Threads Tighten, but Mystery Remains
The final scenes offered echoes of future stories. A palace official smuggles a vial of slow poison into a private chamber. Another servant scrolls through Maomao’s sketches on the sly.
A lady-in-waiting whispers to a eunuch about finding out where the street girl came from. Maomao’s past and present were starting to draw people’s attention. And soon enough—season over—her cover could begin to crack.
But the finale did not close those doors. It showed that knowledge could be more dangerous than stone. Maomao had answered one major question—the prince’s ailment—but created hundreds more. She had to keep her calm, her medical tools, and her growing connection with Jinshi. Every step now required more care.
What the Ending Means for What Comes Next
While Season 1 closed the chapter on the crown prince, it opened others. Maomao had earned trust, but full trust could be a trap. She had power, but power drew eyes. And she had a companion in Jinshi, but that relationship might punish her in the search for neutrality she values. Through her choice to stay, she created a stage for more poison dramas: among royals, nobles, even in the medicine cabinet.

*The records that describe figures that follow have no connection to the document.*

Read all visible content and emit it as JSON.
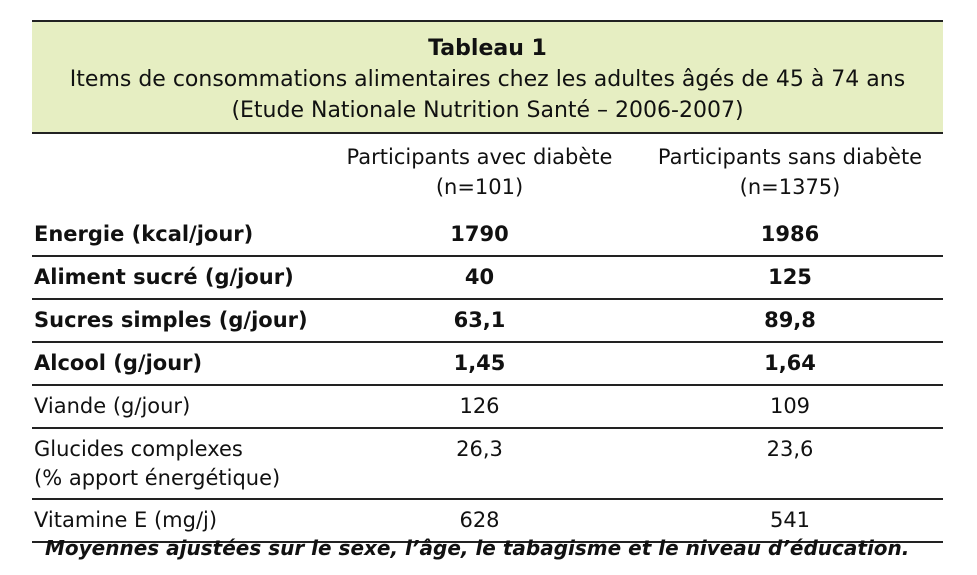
{
  "table": {
    "title": "Tableau 1",
    "subtitle_line1": "Items de consommations alimentaires chez les adultes âgés de 45 à 74 ans",
    "subtitle_line2": "(Etude Nationale Nutrition Santé – 2006-2007)",
    "columns": [
      {
        "label": "Participants avec diabète",
        "n": "(n=101)"
      },
      {
        "label": "Participants sans diabète",
        "n": "(n=1375)"
      }
    ],
    "rows": [
      {
        "label": "Energie (kcal/jour)",
        "with": "1790",
        "without": "1986",
        "bold": true
      },
      {
        "label": "Aliment sucré (g/jour)",
        "with": "40",
        "without": "125",
        "bold": true
      },
      {
        "label": "Sucres simples (g/jour)",
        "with": "63,1",
        "without": "89,8",
        "bold": true
      },
      {
        "label": "Alcool (g/jour)",
        "with": "1,45",
        "without": "1,64",
        "bold": true
      },
      {
        "label": "Viande (g/jour)",
        "with": "126",
        "without": "109",
        "bold": false
      },
      {
        "label_line1": "Glucides complexes",
        "label_line2": "(% apport énergétique)",
        "with": "26,3",
        "without": "23,6",
        "bold": false
      },
      {
        "label": "Vitamine E (mg/j)",
        "with": "628",
        "without": "541",
        "bold": false
      }
    ]
  },
  "footnote": "Moyennes ajustées sur le sexe, l’âge, le tabagisme et le niveau d’éducation.",
  "colors": {
    "caption_background": "#e6eec2",
    "rule": "#222222"
  }
}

With new rivals growing wary, with Jinshi’s feelings deepening, and with Maomao’s identity still hidden, future episodes would ask whether she could save people without losing herself. Could she survive court without becoming a weapon? Could she solve mysteries without bringing harm? And could she balance honour with safety when rules change around her?
A Thoughtful Ending That Shines More Light Than Heat
The Apothecary Diaries did not end with fireworks. It ended with a quiet choice made in half-light. Maomao stood by a window, holding a teacup still steaming from the morning. A breeze moved curtains. She was alone, safe—but not safe.
The viewer felt that she was ready to continue, but not safe enough to relax. The courtiers around her were watching—waiting to see if the street girl with a golden gift could outlast their silent games.
That quiet moment held the season’s true tone—deliberate, cautious, clever. Maomao’s world is full of puzzles that can kill. But she solves them with observation, not violence. With herb knowledge, not spells.
With calm steps, not leaps. And when the screen fades to black, the viewer knows the season is over—but the story is not finished. The Apothecary Diaries Season 1 is available for streaming on Hulu and Crunchyroll.